Most of the sightings came from Indiana, but people in other states including Alabama, Iowa, Wisconsin, Ohio, Missouri, Illinois and Kentucky also reported seeing the event.

Fireball is another term for a particularly bright meteor. Usually, they are brighter than magnitude -4, which is around the same for the planet Venus as seen in the morning or evening sky, according to the AMS.

Meteors, colloquially known as shooting stars, are the streaks of light that we see in the sky when space debris—asteroids or meteoroids—enter the Earth's atmosphere at high speed and burn up in the process.

A meteor
Stock image: Artist's illustration of a meteor. Meteors, colloquially known as shooting stars, are the streaks of light that we see in the sky when space debris enters the Earth's atmosphere at high speed and burn up in the process. iStock

The fireball that was reported on Friday entered the Earth's atmosphere over the town of Advance, Indiana, located northwest of Indianapolis, and is thought to have disintegrated above the area of Burlington, Indiana, which lies to the north of the state capital, according to the AMS.

The fact that there were no reports of a loud boom suggest that the fireball completely disintegrated while it was still at high altitude.

Robert Lunsford, fireball report coordinator for the AMS, told the Indianapolis Star that the flight of the fireball, which headed northeast, likely lasted between three and five seconds based on the reports of eyewitnesses.

Lunsford also said that this fireball was most likely a "random occurrence" and not associated with any particular meteor shower. This is because most meteor showers peak shortly before dawn while this fireball was spotted earlier—close to 2 a.m.

"This fireball became visible at around 75 miles altitude and slowly disintegrated as it lost altitude," Lunsford told Newsweek.

"At its brightest, is was still 50 miles in altitude. Some small fragments may have reached the ground. As for the velocity, I would guess that this fireball hit the atmosphere at around 25 miles per second. The velocity range for meteors is usually 5-45 miles per second."

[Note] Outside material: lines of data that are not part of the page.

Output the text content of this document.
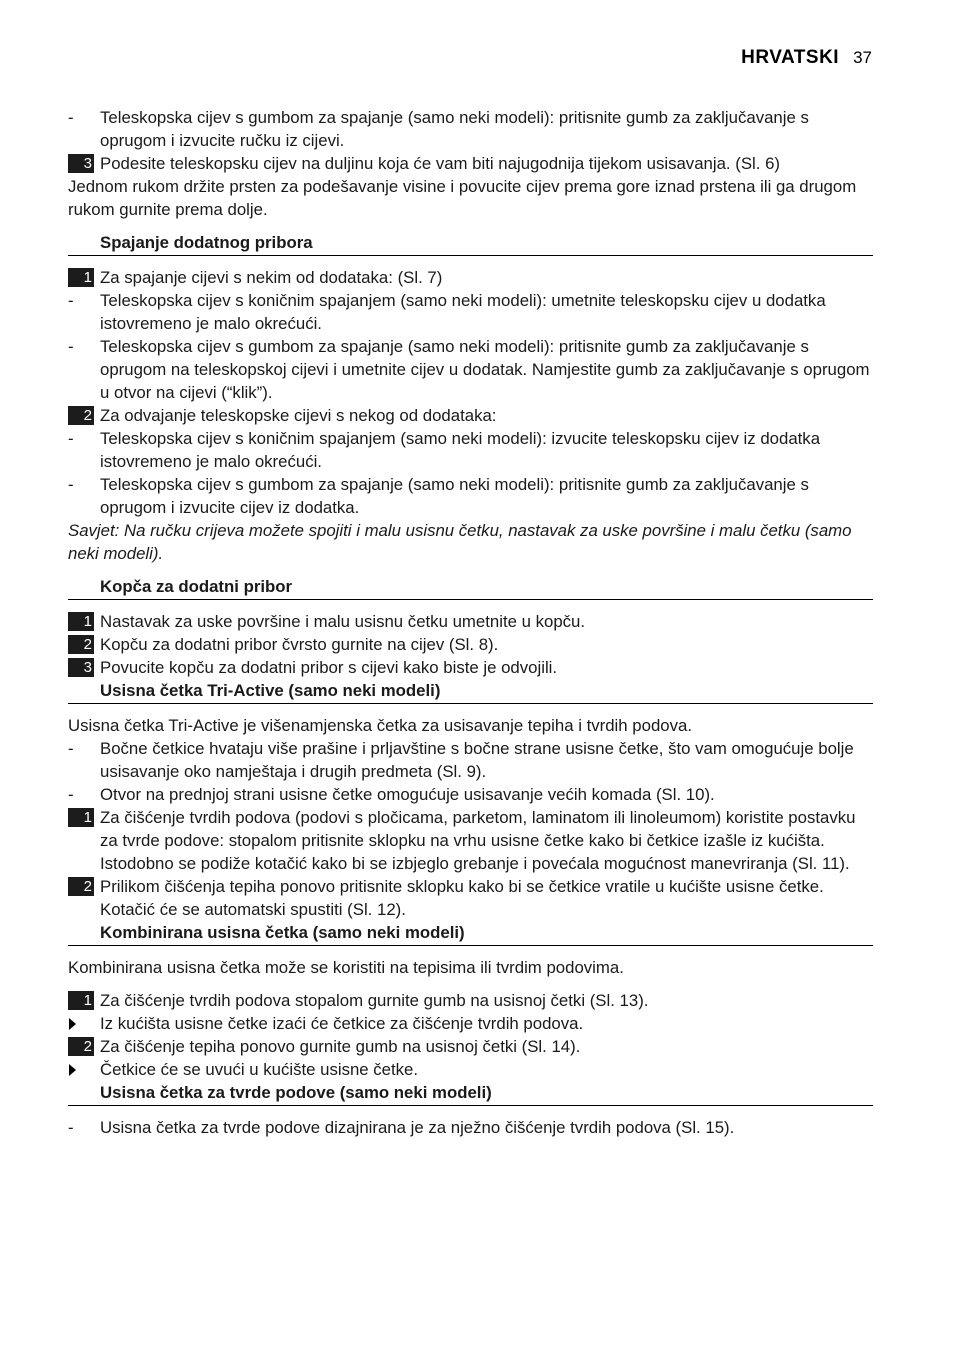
HRVATSKI 37
-	Teleskopska cijev s gumbom za spajanje (samo neki modeli): pritisnite gumb za zaključavanje s oprugom i izvucite ručku iz cijevi.
3 Podesite teleskopsku cijev na duljinu koja će vam biti najugodnija tijekom usisavanja. (Sl. 6)
Jednom rukom držite prsten za podešavanje visine i povucite cijev prema gore iznad prstena ili ga drugom rukom gurnite prema dolje.
Spajanje dodatnog pribora
1 Za spajanje cijevi s nekim od dodataka: (Sl. 7)
-	Teleskopska cijev s koničnim spajanjem (samo neki modeli): umetnite teleskopsku cijev u dodatka istovremeno je malo okrećući.
-	Teleskopska cijev s gumbom za spajanje (samo neki modeli): pritisnite gumb za zaključavanje s oprugom na teleskopskoj cijevi i umetnite cijev u dodatak. Namjestite gumb za zaključavanje s oprugom u otvor na cijevi (“klik”).
2 Za odvajanje teleskopske cijevi s nekog od dodataka:
-	Teleskopska cijev s koničnim spajanjem (samo neki modeli): izvucite teleskopsku cijev iz dodatka istovremeno je malo okrećući.
-	Teleskopska cijev s gumbom za spajanje (samo neki modeli): pritisnite gumb za zaključavanje s oprugom i izvucite cijev iz dodatka.
Savjet: Na ručku crijeva možete spojiti i malu usisnu četku, nastavak za uske površine i malu četku (samo neki modeli).
Kopča za dodatni pribor
1 Nastavak za uske površine i malu usisnu četku umetnite u kopču.
2 Kopču za dodatni pribor čvrsto gurnite na cijev (Sl. 8).
3 Povucite kopču za dodatni pribor s cijevi kako biste je odvojili.
Usisna četka Tri-Active (samo neki modeli)
Usisna četka Tri-Active je višenamjenska četka za usisavanje tepiha i tvrdih podova.
-	Bočne četkice hvataju više prašine i prljavštine s bočne strane usisne četke, što vam omogućuje bolje usisavanje oko namještaja i drugih predmeta (Sl. 9).
-	Otvor na prednjoj strani usisne četke omogućuje usisavanje većih komada (Sl. 10).
1 Za čišćenje tvrdih podova (podovi s pločicama, parketom, laminatom ili linoleumom) koristite postavku za tvrde podove: stopalom pritisnite sklopku na vrhu usisne četke kako bi četkice izašle iz kućišta. Istodobno se podiže kotačić kako bi se izbjeglo grebanje i povećala mogućnost manevriranja (Sl. 11).
2 Prilikom čišćenja tepiha ponovo pritisnite sklopku kako bi se četkice vratile u kućište usisne četke. Kotačić će se automatski spustiti (Sl. 12).
Kombinirana usisna četka (samo neki modeli)
Kombinirana usisna četka može se koristiti na tepisima ili tvrdim podovima.
1 Za čišćenje tvrdih podova stopalom gurnite gumb na usisnoj četki (Sl. 13).
Iz kućišta usisne četke izaći će četkice za čišćenje tvrdih podova.
2 Za čišćenje tepiha ponovo gurnite gumb na usisnoj četki (Sl. 14).
Četkice će se uvući u kućište usisne četke.
Usisna četka za tvrde podove (samo neki modeli)
-	Usisna četka za tvrde podove dizajnirana je za nježno čišćenje tvrdih podova (Sl. 15).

One person who reported seeing the fireball from Fruitdale, Ohio, identified only as "James O," said in his report to the AMS: "I have seen a lot of fireballs in this part of the sky but this by far was the biggest one so far."

Another person, "Amanda S," who spotted the fireball from Noblesville, Indiana, was also taken aback by what she saw.

"I've never seen anything like what I just saw. It was beautiful, exciting, and prompted me to do quick research and to see who else may have seen it as well," she said in her report.

And Jessica H, who saw the fireball from Columbus, Indiana, said: "All I know is it was massive and amazing to see even if it was only for a few seconds. Breathtaking!"

Fireballs are brighter than the average meteor because the pieces of space debris that cause them are larger.

The majority of meteors are roughly similar in size to very small pebbles and these are already bright enough that they can be seen over large distances. Meteors that are larger—the size of a softball for example—however, can be so bright that the light they produce is briefly equivalent to the full moon in the night sky.

"Visible meteors range down to BB-sized pebbles," Lunsford said. "A golf ball-sized meteor can produce a fireball if travelling toward the upper end of the velocity scale. Since this fireball was brighter than the full moon and of medium velocity, it was probably around two meters [6.5 feet] across before striking the atmosphere."

Update 08/01/22, 09:32 a.m. ET: This article was updated to include additional comments from Robert Lunsford.